Leseprobe Die Verlockungen einer Lady

Kapitel 1

Zu den frühesten Erinnerungen von Lady Miranda Elizabeth Cheswick gehörte es, dass ihre Mutter die große Schönheit ihrer Tochter rühmte und sagte, Miranda würde eines Tages einen Prinzen, zumindest aber einen Duke heiraten. Da Lady Miranda die Tochter eines der namhaftesten und einflussreichsten Earls im ganzen Königreich war, wurde erwartet, dass ihr zukünftiger Gemahl ein Mann von hohem Rang, Ansehen und großem Reichtum sein würde.

Daher war ihre Mutter, die Countess of Langford, schon seit Mirandas Debüt vor drei Jahren auf der Jagd nach einem Gentleman, der den hohen Ansprüchen der Cheswick-Familie genügte. Sie tat es mit einer Zielstrebigkeit, die Miranda zuweilen beängstigend und geradezu peinlich fand.

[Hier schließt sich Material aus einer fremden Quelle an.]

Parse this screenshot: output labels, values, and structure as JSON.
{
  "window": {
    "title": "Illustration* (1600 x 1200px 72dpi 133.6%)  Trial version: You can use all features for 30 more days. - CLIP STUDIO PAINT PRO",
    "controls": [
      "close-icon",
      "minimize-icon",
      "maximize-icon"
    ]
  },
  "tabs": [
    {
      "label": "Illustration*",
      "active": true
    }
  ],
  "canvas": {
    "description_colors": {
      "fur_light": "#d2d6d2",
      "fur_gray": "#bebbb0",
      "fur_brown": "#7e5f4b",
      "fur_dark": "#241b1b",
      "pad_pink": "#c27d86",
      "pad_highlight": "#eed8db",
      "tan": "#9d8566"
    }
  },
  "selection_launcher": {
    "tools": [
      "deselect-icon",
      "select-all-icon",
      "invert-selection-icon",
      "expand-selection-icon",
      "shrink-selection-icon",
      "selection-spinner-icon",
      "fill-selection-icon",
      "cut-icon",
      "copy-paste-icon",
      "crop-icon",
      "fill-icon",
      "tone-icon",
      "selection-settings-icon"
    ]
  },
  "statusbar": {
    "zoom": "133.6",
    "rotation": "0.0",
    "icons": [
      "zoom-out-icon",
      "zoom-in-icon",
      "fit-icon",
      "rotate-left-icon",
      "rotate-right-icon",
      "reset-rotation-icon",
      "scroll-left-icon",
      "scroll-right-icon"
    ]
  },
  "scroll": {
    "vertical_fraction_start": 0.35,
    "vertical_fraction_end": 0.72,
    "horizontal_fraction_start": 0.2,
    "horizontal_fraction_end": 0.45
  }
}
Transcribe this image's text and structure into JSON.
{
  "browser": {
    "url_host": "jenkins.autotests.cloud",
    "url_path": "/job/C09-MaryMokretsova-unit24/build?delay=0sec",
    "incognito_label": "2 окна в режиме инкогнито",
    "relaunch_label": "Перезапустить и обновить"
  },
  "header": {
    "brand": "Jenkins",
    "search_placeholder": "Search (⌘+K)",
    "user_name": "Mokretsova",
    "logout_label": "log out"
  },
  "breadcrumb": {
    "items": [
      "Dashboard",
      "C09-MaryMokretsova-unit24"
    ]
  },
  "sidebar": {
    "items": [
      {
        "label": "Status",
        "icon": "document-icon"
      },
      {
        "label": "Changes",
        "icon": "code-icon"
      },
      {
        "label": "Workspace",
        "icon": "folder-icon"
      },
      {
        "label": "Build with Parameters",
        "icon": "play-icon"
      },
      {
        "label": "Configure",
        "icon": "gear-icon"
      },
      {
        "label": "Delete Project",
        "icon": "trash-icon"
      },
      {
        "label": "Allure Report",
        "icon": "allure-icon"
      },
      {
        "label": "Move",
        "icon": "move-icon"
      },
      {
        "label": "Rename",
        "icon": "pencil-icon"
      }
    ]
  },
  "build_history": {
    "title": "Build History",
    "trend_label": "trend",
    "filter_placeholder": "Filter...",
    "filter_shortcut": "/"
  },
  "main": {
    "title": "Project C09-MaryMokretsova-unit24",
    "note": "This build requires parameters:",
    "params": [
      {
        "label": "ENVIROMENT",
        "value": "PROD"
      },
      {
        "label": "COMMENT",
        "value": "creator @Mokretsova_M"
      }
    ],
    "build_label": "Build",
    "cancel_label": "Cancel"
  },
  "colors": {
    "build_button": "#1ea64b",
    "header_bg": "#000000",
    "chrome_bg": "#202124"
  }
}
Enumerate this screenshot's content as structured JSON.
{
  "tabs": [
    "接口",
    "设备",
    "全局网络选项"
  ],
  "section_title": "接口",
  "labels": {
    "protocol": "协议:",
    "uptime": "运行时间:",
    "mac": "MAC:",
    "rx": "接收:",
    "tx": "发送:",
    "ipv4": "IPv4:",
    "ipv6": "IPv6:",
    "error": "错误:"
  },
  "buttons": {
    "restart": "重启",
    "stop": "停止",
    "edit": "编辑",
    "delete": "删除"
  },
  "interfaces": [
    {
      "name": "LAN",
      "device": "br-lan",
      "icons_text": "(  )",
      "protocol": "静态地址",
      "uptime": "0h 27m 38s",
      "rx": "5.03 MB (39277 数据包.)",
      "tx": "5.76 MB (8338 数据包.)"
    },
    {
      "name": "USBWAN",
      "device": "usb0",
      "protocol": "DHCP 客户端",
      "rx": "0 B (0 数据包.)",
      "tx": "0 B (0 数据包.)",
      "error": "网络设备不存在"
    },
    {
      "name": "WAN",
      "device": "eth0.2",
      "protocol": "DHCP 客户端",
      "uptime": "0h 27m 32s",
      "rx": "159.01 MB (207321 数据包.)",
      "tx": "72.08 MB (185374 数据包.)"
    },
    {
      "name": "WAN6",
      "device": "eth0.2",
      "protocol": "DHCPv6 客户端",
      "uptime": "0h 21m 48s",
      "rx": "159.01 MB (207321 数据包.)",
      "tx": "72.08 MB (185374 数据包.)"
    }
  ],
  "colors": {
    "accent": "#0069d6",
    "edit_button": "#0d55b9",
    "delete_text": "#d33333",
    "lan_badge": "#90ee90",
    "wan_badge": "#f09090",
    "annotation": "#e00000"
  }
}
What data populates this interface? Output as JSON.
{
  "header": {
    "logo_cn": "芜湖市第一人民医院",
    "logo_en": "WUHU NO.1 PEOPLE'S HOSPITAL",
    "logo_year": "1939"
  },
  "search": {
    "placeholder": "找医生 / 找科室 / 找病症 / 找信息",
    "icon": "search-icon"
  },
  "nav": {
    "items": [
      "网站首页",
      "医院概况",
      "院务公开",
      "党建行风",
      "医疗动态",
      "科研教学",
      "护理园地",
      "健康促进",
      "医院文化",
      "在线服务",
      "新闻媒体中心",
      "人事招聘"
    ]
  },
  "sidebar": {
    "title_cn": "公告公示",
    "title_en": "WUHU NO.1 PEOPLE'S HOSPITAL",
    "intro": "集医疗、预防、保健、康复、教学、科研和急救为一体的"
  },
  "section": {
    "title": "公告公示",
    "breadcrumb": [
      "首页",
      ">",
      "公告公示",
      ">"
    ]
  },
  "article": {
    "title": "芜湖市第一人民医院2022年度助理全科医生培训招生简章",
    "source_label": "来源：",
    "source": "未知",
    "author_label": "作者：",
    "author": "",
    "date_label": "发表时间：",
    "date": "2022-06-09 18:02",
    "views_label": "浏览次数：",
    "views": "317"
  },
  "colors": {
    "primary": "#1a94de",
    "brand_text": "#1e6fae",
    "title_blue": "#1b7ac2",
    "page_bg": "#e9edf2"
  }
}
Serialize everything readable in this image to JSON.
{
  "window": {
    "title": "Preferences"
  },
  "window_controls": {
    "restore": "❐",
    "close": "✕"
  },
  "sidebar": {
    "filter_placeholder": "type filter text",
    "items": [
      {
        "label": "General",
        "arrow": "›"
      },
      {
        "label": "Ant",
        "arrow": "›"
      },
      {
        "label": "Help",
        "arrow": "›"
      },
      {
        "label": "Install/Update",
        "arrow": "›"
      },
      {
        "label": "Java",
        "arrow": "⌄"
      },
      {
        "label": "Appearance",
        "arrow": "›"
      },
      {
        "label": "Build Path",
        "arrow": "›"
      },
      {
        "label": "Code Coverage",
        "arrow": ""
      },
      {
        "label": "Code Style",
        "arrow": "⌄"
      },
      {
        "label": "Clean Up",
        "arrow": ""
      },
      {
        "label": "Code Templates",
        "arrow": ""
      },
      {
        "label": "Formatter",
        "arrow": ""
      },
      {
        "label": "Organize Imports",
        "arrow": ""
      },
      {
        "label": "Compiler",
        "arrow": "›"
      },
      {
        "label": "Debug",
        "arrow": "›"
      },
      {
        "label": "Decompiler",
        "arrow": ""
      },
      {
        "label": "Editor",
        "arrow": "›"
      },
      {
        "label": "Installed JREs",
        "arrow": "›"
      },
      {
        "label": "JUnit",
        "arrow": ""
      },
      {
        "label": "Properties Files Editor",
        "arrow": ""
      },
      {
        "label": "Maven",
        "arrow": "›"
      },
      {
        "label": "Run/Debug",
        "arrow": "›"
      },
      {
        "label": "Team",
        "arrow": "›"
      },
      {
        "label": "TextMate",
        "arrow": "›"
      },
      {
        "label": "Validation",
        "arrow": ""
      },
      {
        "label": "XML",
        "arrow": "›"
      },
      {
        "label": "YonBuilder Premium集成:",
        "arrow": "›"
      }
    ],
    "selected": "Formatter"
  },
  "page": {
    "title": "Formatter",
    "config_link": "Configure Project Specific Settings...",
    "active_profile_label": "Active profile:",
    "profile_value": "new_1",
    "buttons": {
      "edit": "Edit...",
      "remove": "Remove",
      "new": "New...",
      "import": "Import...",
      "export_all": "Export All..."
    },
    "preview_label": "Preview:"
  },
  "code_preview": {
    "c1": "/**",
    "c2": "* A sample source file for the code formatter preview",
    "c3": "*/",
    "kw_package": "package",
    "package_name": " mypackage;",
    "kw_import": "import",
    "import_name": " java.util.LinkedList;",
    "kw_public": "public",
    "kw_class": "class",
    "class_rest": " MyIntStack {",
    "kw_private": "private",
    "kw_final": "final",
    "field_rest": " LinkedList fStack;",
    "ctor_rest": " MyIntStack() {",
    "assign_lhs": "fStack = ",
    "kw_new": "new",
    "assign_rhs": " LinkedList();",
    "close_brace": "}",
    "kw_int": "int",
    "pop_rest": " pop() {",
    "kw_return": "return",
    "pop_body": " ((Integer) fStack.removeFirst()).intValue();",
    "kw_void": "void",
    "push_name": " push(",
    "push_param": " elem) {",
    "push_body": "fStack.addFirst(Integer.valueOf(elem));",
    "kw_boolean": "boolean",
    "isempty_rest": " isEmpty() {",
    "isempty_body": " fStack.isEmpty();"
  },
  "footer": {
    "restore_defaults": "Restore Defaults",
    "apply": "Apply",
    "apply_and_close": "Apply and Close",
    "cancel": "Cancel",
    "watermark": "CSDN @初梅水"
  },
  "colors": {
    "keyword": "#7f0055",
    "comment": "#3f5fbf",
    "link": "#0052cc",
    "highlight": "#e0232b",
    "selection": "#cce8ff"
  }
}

Ihre Mutter sah das natürlich ganz anders. Wie sie häufig bemerkte, durften Mirandas unvergleichliche Schönheit und Anmut, ihr Charme und Verstand nicht an einen mittelmäßigen Gatten verschwendet werden; eine Überzeugung, die sich im Laufe der Zeit auch ihrer Tochter eingeprägt hatte. Lange hatte Miranda geglaubt, dass für sie im Leben nur das Beste gut genug sei, und dieser Glaube hatte sie eine enge Freundschaft gekostet, die Miranda sehr wichtig gewesen war. Der Bruch zwischen Pippa, der frisch gebackenen Duchess of Carlyle, und ihr war so tiefgehend gewesen, dass die beiden Frauen seit fast zwei Monaten nicht mehr miteinander sprachen. Doch Miranda wünschte sich nichts mehr, als die Beziehung zu kitten.

Langsam ließ sie die Zeitung sinken, die vermeldete, dass der Duke und die Duchess of Carlyle nach einer wochenlangen Reise wieder in der Stadt seien. Trotz ihres beklemmenden Gefühls und der leisen Zweifel musste sie Pippa auf der Stelle einen Besuch abstatten.

Da flog die Tür zum Salon auf, und ihre Mutter kam in einem wallenden grünen Kleid mit raschelnden Unterröcken hereingerauscht und knallte die Tür hinter sich zu. Seit mehr als zwei Stunden hatte Miranda auf diese Auseinandersetzung gewartet, denn am vergangenen Abend war nichts so gelaufen, wie ihre Mutter es geplant hatte. Miranda wappnete sich gegen das Donnerwetter, das ihr bevorstand.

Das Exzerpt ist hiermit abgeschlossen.